Моя мать в таких случаях начинала усиленно подмигивать всякому, чей взгляд ей удавалось перехватить, включая саму Линду. Лицо у Линды при этом становилось каменным. Она не выносила Скакалку, сознавая, что до встречи с Фабрисом сама уже сворачивала на ту же дорожку, и содрогалась теперь, наблюдая воочию, к чему она приводит. Мать начала с того, что избрала в общении с Линдой подход типа «чего уж там лукавить, душечка, — да, мы с тобой падшие женщины», и худшего выбора сделать не могла. Линда стала вести себя с нею не только отчужденно и холодно, но просто грубо, и бедная Скакалка, не понимая, что она сделала обидного, на первых порах очень страдала. Потом сама стала в позу и объявила, что со стороны Линды нелепо держаться подобным образом — ломаться и строить из себя принцессу, когда ты на самом-то деле дамочка легкого поведения, пусть и высшего разряда. Я попыталась объяснить, какой романтики исполнено Линдино отношение к Фабрису, к тем месяцам, что она провела с ним, но у Скакалки собственные чувства за давностью притупились, и она то ли не смогла, то ли не захотела понять.
— Она ведь с Суветером жила, верно? — сказала мне моя мать вскоре после того, как Линда водворилась в Алконли.
— Откуда ты знаешь?
— Да на Ривьере все это знали. Про Суветера такое почему-то всегда становится известно. А на сей раз это отчасти сделалось событием, потому что казалось, он навечно уже связал себя с этой нудной Ламбаль, но ей потом пришлось по делам уехать в Англию — тут-то Линдочка не растерялась и сцапала его. Великолепный улов, можно ее поздравить, только не понимаю, довогая, для чего столько важности напускать на себя по такому поводу. Сейди не знает, это ясно, и я, конечно, не проговорюсь ей ни под каким видом, не такой я человек, но когда мы в своем кругу, Линда, по-моему, могла бы все-таки держаться чуточку приветливей.
Чета Алконли по-прежнему пребывала в уверенности, что Линда — верная жена Кристиану, который находился в то время в Каире, и, разумеется, мысли такой не допускали, что ребенок может быть не от него. Они давно простили ей уход от Тони, хотя и числили себя за то людьми определенно широких взглядов. Время от времени они осведомлялись у нее, что поделывает Кристиан — не потому, что в самом деле хотели знать, а чтобы Линда не чувствовала себя обойденной, когда мы с Луизой рассказывали о своих мужьях. В ответ ей приходилось придумывать новости, которые якобы сообщал в своих письмах Кристиан.

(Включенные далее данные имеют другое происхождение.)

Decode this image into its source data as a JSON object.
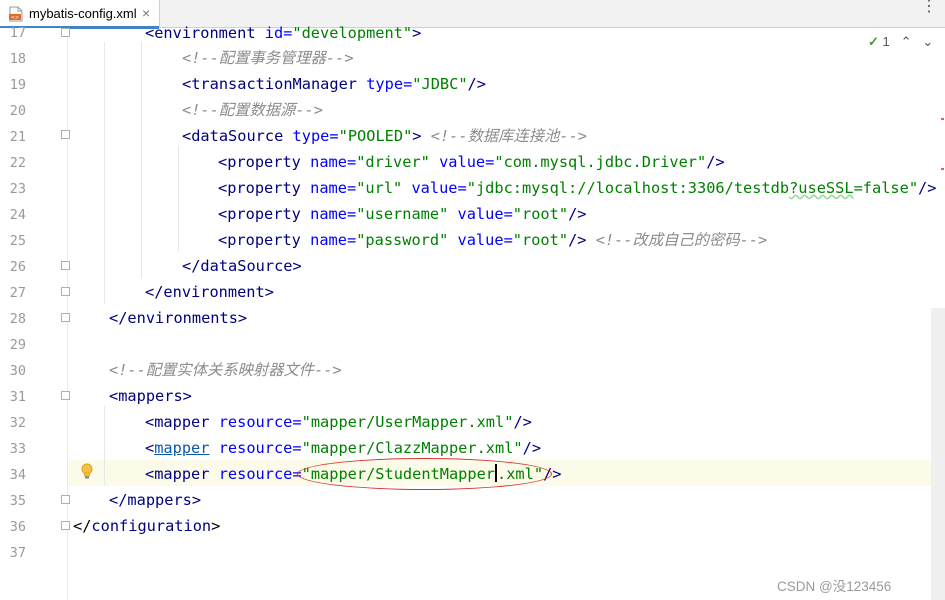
{
  "tab": {
    "file_name": "mybatis-config.xml",
    "close_glyph": "×",
    "icon": "xml-file-icon"
  },
  "menu": {
    "glyph": "⋮"
  },
  "inspection": {
    "check_glyph": "✓",
    "count": "1",
    "up_glyph": "⌃",
    "down_glyph": "⌄"
  },
  "editor": {
    "line_numbers": [
      "17",
      "18",
      "19",
      "20",
      "21",
      "22",
      "23",
      "24",
      "25",
      "26",
      "27",
      "28",
      "29",
      "30",
      "31",
      "32",
      "33",
      "34",
      "35",
      "36",
      "37"
    ],
    "lines": {
      "l17": {
        "open": "<",
        "tag": "environment",
        "attr": "id",
        "eq": "=",
        "val": "\"development\"",
        "close": ">"
      },
      "l18": {
        "comment": "<!--配置事务管理器-->"
      },
      "l19": {
        "open": "<",
        "tag": "transactionManager",
        "attr": "type",
        "eq": "=",
        "val": "\"JDBC\"",
        "close": "/>"
      },
      "l20": {
        "comment": "<!--配置数据源-->"
      },
      "l21": {
        "open": "<",
        "tag": "dataSource",
        "attr": "type",
        "eq": "=",
        "val": "\"POOLED\"",
        "close": ">",
        "comment": "<!--数据库连接池-->"
      },
      "l22": {
        "open": "<",
        "tag": "property",
        "attr1": "name",
        "val1": "\"driver\"",
        "attr2": "value",
        "val2": "\"com.mysql.jdbc.Driver\"",
        "eq": "=",
        "close": "/>"
      },
      "l23": {
        "open": "<",
        "tag": "property",
        "attr1": "name",
        "val1": "\"url\"",
        "attr2": "value",
        "val2a": "\"jdbc:mysql://localhost:3306/testdb",
        "val2b": "?useSSL",
        "val2c": "=false\"",
        "eq": "=",
        "close": "/>"
      },
      "l24": {
        "open": "<",
        "tag": "property",
        "attr1": "name",
        "val1": "\"username\"",
        "attr2": "value",
        "val2": "\"root\"",
        "eq": "=",
        "close": "/>"
      },
      "l25": {
        "open": "<",
        "tag": "property",
        "attr1": "name",
        "val1": "\"password\"",
        "attr2": "value",
        "val2": "\"root\"",
        "eq": "=",
        "close": "/>",
        "comment": "<!--改成自己的密码-->"
      },
      "l26": {
        "text": "</dataSource>"
      },
      "l27": {
        "text": "</environment>"
      },
      "l28": {
        "text": "</environments>"
      },
      "l30": {
        "comment": "<!--配置实体关系映射器文件-->"
      },
      "l31": {
        "text": "<mappers>"
      },
      "l32": {
        "open": "<",
        "tag": "mapper",
        "attr": "resource",
        "eq": "=",
        "val": "\"mapper/UserMapper.xml\"",
        "close": "/>"
      },
      "l33": {
        "open": "<",
        "tag": "mapper",
        "attr": "resource",
        "eq": "=",
        "val": "\"mapper/ClazzMapper.xml\"",
        "close": "/>"
      },
      "l34": {
        "open": "<",
        "tag": "mapper",
        "attr": "resource",
        "eq": "=",
        "val_a": "\"mapper/StudentMapper",
        "val_b": ".xml\"",
        "close": "/>"
      },
      "l35": {
        "text": "</mappers>"
      },
      "l36": {
        "open": "</",
        "tag": "configuration",
        "close": ">"
      }
    }
  },
  "watermark": "CSDN @没123456",
  "colors": {
    "tag": "#000080",
    "attribute": "#0000ff",
    "value": "#008000",
    "comment": "#8c8c8c",
    "highlight_ellipse": "#d9302c",
    "current_line": "#fcfae8"
  }
}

— У него небольшие трения с их генералом.
— Он говорит, в Каире масса любопытного, но только все хорошо в меру.
В действительности Линда вообще ни от кого не получала писем. С друзьями в Англии она слишком давно не виделась, война их разбросала по разным концам земли и, хотя память о Линде у них, возможно, сохранилась, сама она не составляла больше часть их жизни. Но ей-то, разумеется, нужно было только одно: письмо или хотя бы несколько слов от Фабриса. И письмо пришло, сразу после Рождества. С адресом, напечатанным на машинке, и печатью генерала де Голля на конверте, пересланное в Карлтон-Гарденс. Линда, увидев, что оно лежит на столе в холле, побелела как полотно. Схватила его и ринулась наверх, к себе в спальню.
Примерно через час она разыскала меня.
— Ужас, душенька, — проговорила она со слезами на глазах. — Сидела над ним все это время, и не могу прочесть ни слова. Может быть, ты бы взглянула?
Она протянула мне листочек тончайшей в мире бумаги, на котором — по всей видимости ржавой булавкой — нацарапаны были строчки совершенно непонятных каракулей. Мне тоже не удалось разобрать ни единого слова, это и почерком-то нельзя было назвать, эти значки даже отдаленно не напоминали буквы.
— Что делать? — сказала бедная Линда. — Вот ужас, Фанни.
— Давай попросим Дэви.
Она заколебалась, но, понимая, что какого бы личного характера ни оказалось содержание, им лучше все-таки поделиться с Дэви, чем вовсе не узнать, наконец согласилась.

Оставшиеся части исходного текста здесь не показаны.